L'assureur devra donc indemniser les victimes. À lui ensuite de se retourner contre le conducteur responsable et sans permis afin d'obtenir le remboursement de l'intégralité des indemnités versées.
L'assureur soulève la nullité du contrat d'assurance
En se basant sur la fausse déclaration intentionnelle prévue par l'article L. 113-8 du Code des assurances, l'assureur peut invoquer la nullité du contrat.
Rappel : le souscripteur d'un contrat d'assurance doit déclarer, en cours de contrat, les circonstances nouvelles qui ont pour conséquence d'aggraver le risque et rendent ainsi inexactes ou caduques les réponses formulées à la souscription, modifiant ainsi l'opinion de l'assureur sur le risque (articles L. 113-2 et L. 113-4 du Code des assurances). C'est le cas de la suspension ou l'annulation du permis de conduire (cf. jurisprudence de la Cour de cassation : Cour de cassation, première chambre civile, 10 mai 2000, n° 97-19.051 et Cour de cassation, deuxième chambre civile, 16 décembre 2010, n° 10-10.859).
Les conséquences vis-à-vis des tiers victimes d'un préjudice corporel
Attention : contrairement à l'exclusion ou à la déchéance, la nullité fondée sur l'article L. 113-8 précité est opposable à toute personne bénéficiaire de la garantie (tel que le conducteur lorsqu'il n'est pas le souscripteur du contrat - cf. Cour de cassation, chambre criminelle, 31 mai 1988, n° 87-84.010) ainsi qu'aux tierces personnes victimes de l'accident.
Si le contrat est frappé de nullité par un jugement, et sous réserve que l'assureur ait satisfait aux prescriptions de l'article R. 421-5 du Code des assurances qui lui imposent d'aviser simultanément de son intention par lettre recommandée avec accusé de réception, non seulement les victimes mais également le Fonds de garantie des assurances obligatoire de dommages (FGAO), l'assureur pourra opposer cette nullité aux victimes.
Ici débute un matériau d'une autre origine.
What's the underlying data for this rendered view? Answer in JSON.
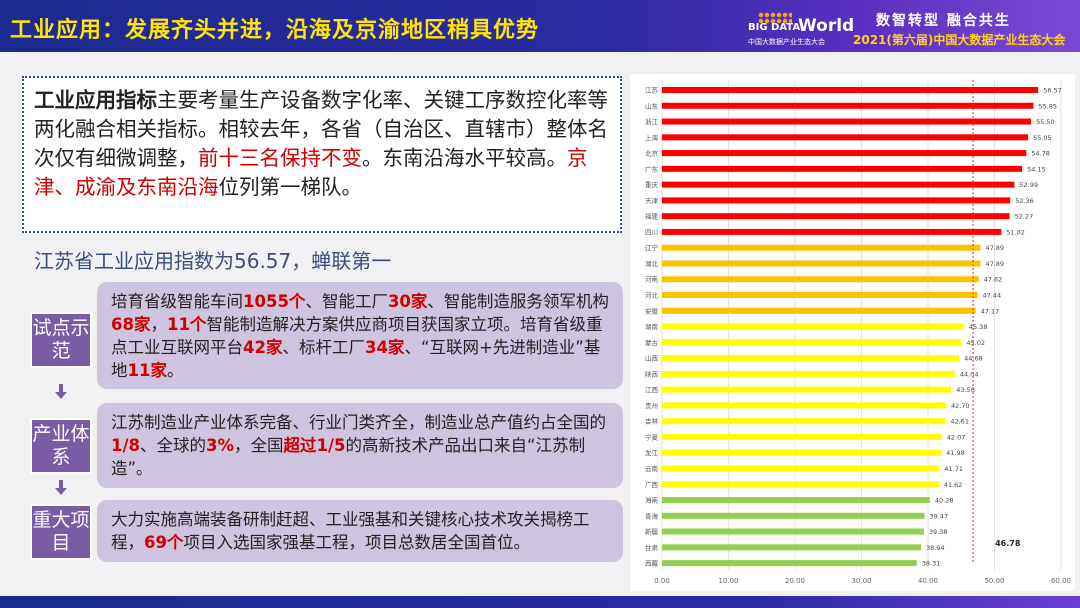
{
  "header": {
    "title": "工业应用：发展齐头并进，沿海及京渝地区稍具优势",
    "logo": {
      "big": "BIG DATA",
      "world": "World",
      "sub": "中国大数据产业生态大会"
    },
    "slogan": "数智转型 融合共生",
    "conference": "2021(第六届)中国大数据产业生态大会"
  },
  "intro": [
    {
      "t": "工业应用指标",
      "s": "b"
    },
    {
      "t": "主要考量生产设备数字化率、关键工序数控化率等两化融合相关指标。相较去年，各省（自治区、直辖市）整体名次仅有细微调整，",
      "s": ""
    },
    {
      "t": "前十三名保持不变",
      "s": "r"
    },
    {
      "t": "。东南沿海水平较高。",
      "s": ""
    },
    {
      "t": "京津、成渝及东南沿海",
      "s": "r"
    },
    {
      "t": "位列第一梯队。",
      "s": ""
    }
  ],
  "subtitle": "江苏省工业应用指数为56.57，蝉联第一",
  "sections": [
    {
      "tag": "试点示范",
      "text": [
        {
          "t": "培育省级智能车间"
        },
        {
          "t": "1055个",
          "h": 1
        },
        {
          "t": "、智能工厂"
        },
        {
          "t": "30家",
          "h": 1
        },
        {
          "t": "、智能制造服务领军机构"
        },
        {
          "t": "68家",
          "h": 1
        },
        {
          "t": "，"
        },
        {
          "t": "11个",
          "h": 1
        },
        {
          "t": "智能制造解决方案供应商项目获国家立项。培育省级重点工业互联网平台"
        },
        {
          "t": "42家",
          "h": 1
        },
        {
          "t": "、标杆工厂"
        },
        {
          "t": "34家",
          "h": 1
        },
        {
          "t": "、“互联网+先进制造业”基地"
        },
        {
          "t": "11家",
          "h": 1
        },
        {
          "t": "。"
        }
      ]
    },
    {
      "tag": "产业体系",
      "text": [
        {
          "t": "江苏制造业产业体系完备、行业门类齐全，制造业总产值约占全国的"
        },
        {
          "t": "1/8",
          "h": 1
        },
        {
          "t": "、全球的"
        },
        {
          "t": "3%",
          "h": 1
        },
        {
          "t": "，全国"
        },
        {
          "t": "超过1/5",
          "h": 1
        },
        {
          "t": "的高新技术产品出口来自“江苏制造”。"
        }
      ]
    },
    {
      "tag": "重大项目",
      "text": [
        {
          "t": "大力实施高端装备研制赶超、工业强基和关键核心技术攻关揭榜工程，"
        },
        {
          "t": "69个",
          "h": 1
        },
        {
          "t": "项目入选国家强基工程，项目总数居全国首位。"
        }
      ]
    }
  ],
  "colors": {
    "accent_red": "#d10000",
    "tier1": "#ff0000",
    "tier2": "#ffc000",
    "tier3": "#ffff00",
    "tier4": "#92d050",
    "tag": "#7a5ba6"
  },
  "chart_data": {
    "type": "bar",
    "orientation": "horizontal",
    "categories": [
      "江苏",
      "山东",
      "浙江",
      "上海",
      "北京",
      "广东",
      "重庆",
      "天津",
      "福建",
      "四川",
      "辽宁",
      "湖北",
      "河南",
      "河北",
      "安徽",
      "湖南",
      "蒙古",
      "山西",
      "陕西",
      "江西",
      "贵州",
      "吉林",
      "宁夏",
      "龙江",
      "云南",
      "广西",
      "海南",
      "青海",
      "新疆",
      "甘肃",
      "西藏"
    ],
    "values": [
      56.57,
      55.85,
      55.5,
      55.05,
      54.78,
      54.15,
      52.99,
      52.36,
      52.27,
      51.02,
      47.89,
      47.89,
      47.62,
      47.44,
      47.17,
      45.38,
      45.02,
      44.68,
      44.04,
      43.5,
      42.7,
      42.61,
      42.07,
      41.98,
      41.71,
      41.62,
      40.28,
      39.47,
      39.38,
      38.94,
      38.31
    ],
    "tiers": [
      1,
      1,
      1,
      1,
      1,
      1,
      1,
      1,
      1,
      1,
      2,
      2,
      2,
      2,
      2,
      3,
      3,
      3,
      3,
      3,
      3,
      3,
      3,
      3,
      3,
      3,
      4,
      4,
      4,
      4,
      4
    ],
    "xlim": [
      0,
      60
    ],
    "xticks": [
      "0.00",
      "10.00",
      "20.00",
      "30.00",
      "40.00",
      "50.00",
      "60.00"
    ],
    "reference_line": {
      "value": 46.78,
      "label": "46.78",
      "style": "dashed"
    },
    "grid": true
  }
}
Ces dernières n'obtiendront aucune indemnisation de l'assureur et devront alors saisir le FGAO pour être indemnisées. Le fonds de garantie se retournera ensuite contre l'auteur responsable pour obtenir le remboursement de l'intégralité des sommes qu'il aura déboursées.
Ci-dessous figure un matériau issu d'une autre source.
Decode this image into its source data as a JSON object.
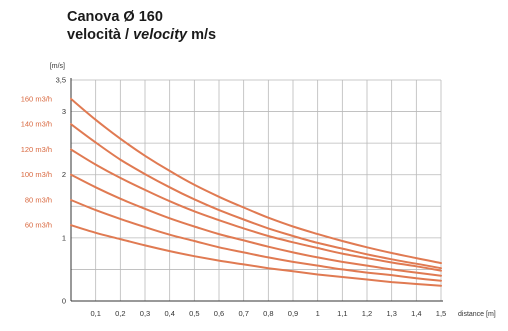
{
  "header": {
    "title": "Canova Ø 160",
    "subtitle_it": "velocità /",
    "subtitle_en": "velocity",
    "subtitle_unit": "m/s"
  },
  "colors": {
    "curve": "#e07a52",
    "label": "#d9683f",
    "grid": "#b9b9b9",
    "axis": "#333333"
  },
  "chart_data": {
    "type": "line",
    "title": "Canova Ø 160 velocità / velocity m/s",
    "ylabel": "[m/s]",
    "xlabel": "distance [m]",
    "xlim": [
      0,
      1.5
    ],
    "ylim": [
      0,
      3.5
    ],
    "x_ticks": [
      "0,1",
      "0,2",
      "0,3",
      "0,4",
      "0,5",
      "0,6",
      "0,7",
      "0,8",
      "0,9",
      "1",
      "1,1",
      "1,2",
      "1,3",
      "1,4",
      "1,5"
    ],
    "y_ticks": [
      "0",
      "1",
      "2",
      "3",
      "3,5"
    ],
    "x": [
      0,
      0.1,
      0.2,
      0.3,
      0.4,
      0.5,
      0.6,
      0.7,
      0.8,
      0.9,
      1.0,
      1.1,
      1.2,
      1.3,
      1.4,
      1.5
    ],
    "series": [
      {
        "name": "160 m3/h",
        "values": [
          3.2,
          2.87,
          2.57,
          2.3,
          2.06,
          1.84,
          1.65,
          1.48,
          1.32,
          1.18,
          1.06,
          0.95,
          0.85,
          0.76,
          0.68,
          0.6
        ]
      },
      {
        "name": "140 m3/h",
        "values": [
          2.8,
          2.51,
          2.24,
          2.01,
          1.8,
          1.61,
          1.44,
          1.29,
          1.15,
          1.03,
          0.92,
          0.83,
          0.74,
          0.66,
          0.59,
          0.52
        ]
      },
      {
        "name": "120 m3/h",
        "values": [
          2.4,
          2.16,
          1.95,
          1.76,
          1.58,
          1.42,
          1.28,
          1.15,
          1.03,
          0.93,
          0.84,
          0.75,
          0.68,
          0.61,
          0.55,
          0.48
        ]
      },
      {
        "name": "100 m3/h",
        "values": [
          2.0,
          1.8,
          1.62,
          1.46,
          1.31,
          1.18,
          1.06,
          0.96,
          0.86,
          0.77,
          0.69,
          0.62,
          0.56,
          0.5,
          0.45,
          0.4
        ]
      },
      {
        "name": "80 m3/h",
        "values": [
          1.6,
          1.44,
          1.3,
          1.17,
          1.05,
          0.95,
          0.85,
          0.77,
          0.69,
          0.62,
          0.56,
          0.5,
          0.45,
          0.41,
          0.36,
          0.32
        ]
      },
      {
        "name": "60 m3/h",
        "values": [
          1.2,
          1.08,
          0.98,
          0.88,
          0.79,
          0.71,
          0.64,
          0.58,
          0.52,
          0.47,
          0.42,
          0.38,
          0.34,
          0.3,
          0.27,
          0.24
        ]
      }
    ],
    "grid": true,
    "legend": "left"
  }
}
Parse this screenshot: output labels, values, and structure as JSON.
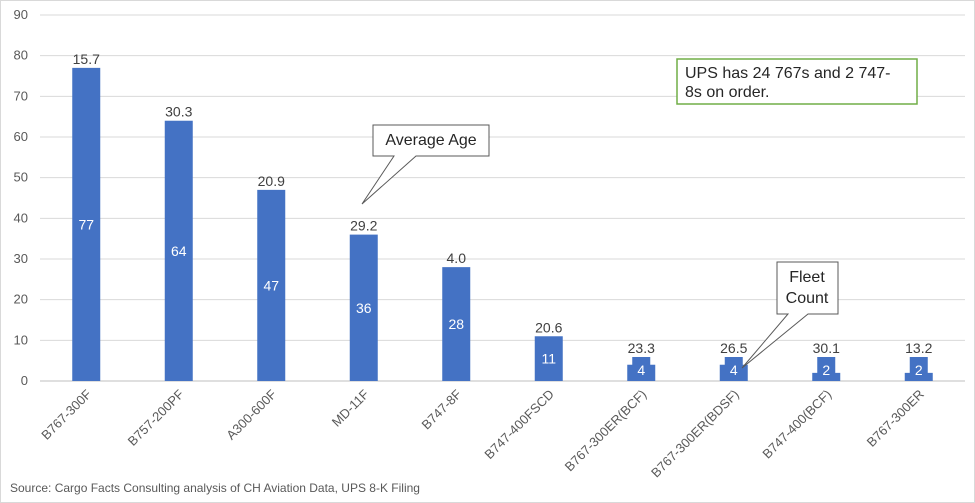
{
  "chart_data": {
    "type": "bar",
    "categories": [
      "B767-300F",
      "B757-200PF",
      "A300-600F",
      "MD-11F",
      "B747-8F",
      "B747-400FSCD",
      "B767-300ER(BCF)",
      "B767-300ER(BDSF)",
      "B747-400(BCF)",
      "B767-300ER"
    ],
    "series": [
      {
        "values": [
          77,
          64,
          47,
          36,
          28,
          11,
          4,
          4,
          2,
          2
        ]
      }
    ],
    "average_age_labels": [
      "15.7",
      "30.3",
      "20.9",
      "29.2",
      "4.0",
      "20.6",
      "23.3",
      "26.5",
      "30.1",
      "13.2"
    ],
    "fleet_count_labels": [
      "77",
      "64",
      "47",
      "36",
      "28",
      "11",
      "4",
      "4",
      "2",
      "2"
    ],
    "ylim": [
      0,
      90
    ],
    "yticks": [
      "0",
      "10",
      "20",
      "30",
      "40",
      "50",
      "60",
      "70",
      "80",
      "90"
    ],
    "grid": true,
    "legend": "none",
    "bar_color": "#4472C4",
    "grid_color": "#D9D9D9",
    "note_border_color": "#70AD47"
  },
  "annotations": {
    "average_age": "Average Age",
    "fleet_count_line1": "Fleet",
    "fleet_count_line2": "Count",
    "note_line1": "UPS has 24 767s and 2 747-",
    "note_line2": "8s on order."
  },
  "source": "Source: Cargo Facts Consulting analysis of CH Aviation Data, UPS 8-K Filing"
}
Les conséquences vis-à-vis des tiers victimes du seul préjudice matériel
Attention : en l'absence de dommages corporels, le Fonds de garantie n'indemnisera pas les seuls préjudices matériels subis par les victimes. Si ces dernières ne disposent pas de garantie « dommages accident », les dégâts matériels subis (notamment par leur véhicule) ne seront pas indemnisés, sauf recours contre l'auteur responsable si celui-ci s'avère solvable.
Des conséquences lourdes pour le conducteur responsable
En résumé, conduire sans permis valable, c'est prendre un risque énorme qui aura des conséquences financières très importantes en cas d'accident grave.
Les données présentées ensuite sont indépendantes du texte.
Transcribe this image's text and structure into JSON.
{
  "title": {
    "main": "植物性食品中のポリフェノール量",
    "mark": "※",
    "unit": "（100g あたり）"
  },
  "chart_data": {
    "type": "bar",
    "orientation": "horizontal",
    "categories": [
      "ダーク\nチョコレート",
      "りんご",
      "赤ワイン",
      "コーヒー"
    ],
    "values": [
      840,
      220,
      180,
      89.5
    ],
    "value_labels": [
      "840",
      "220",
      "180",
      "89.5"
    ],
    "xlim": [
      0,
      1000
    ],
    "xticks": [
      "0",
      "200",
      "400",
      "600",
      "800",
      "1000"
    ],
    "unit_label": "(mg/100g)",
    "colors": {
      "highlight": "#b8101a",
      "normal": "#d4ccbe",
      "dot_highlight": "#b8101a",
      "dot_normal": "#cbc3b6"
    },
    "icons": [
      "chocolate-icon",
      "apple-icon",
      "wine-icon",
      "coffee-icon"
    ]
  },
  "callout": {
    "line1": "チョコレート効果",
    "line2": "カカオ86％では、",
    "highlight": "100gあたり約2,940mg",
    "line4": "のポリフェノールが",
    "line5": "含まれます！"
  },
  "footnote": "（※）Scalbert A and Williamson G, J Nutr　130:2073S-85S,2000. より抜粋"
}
Pas d'indemnisation de l'assureur même en tant que victime
- pas d'indemnisation du préjudice matériel (dommages subis par le véhicule) ;
- pas d'indemnisation en cas de blessure, arrêt de travail, invalidité, etc.
Un endettement sa vie durant
Il faudra faire face au recours effectué par l'assureur ou par le Fonds de garantie (FGAO) pour obtenir le remboursement des indemnités versées aux victimes. Le montant de ce recours pouvant être très élevé, le responsable risque d'avoir à rembourser durant toute sa vie...
Bon à savoir : il en est de même si vous conduisez sans avoir le permis adéquat, par exemple si vous conduisez une moto avec le seul permis voiture.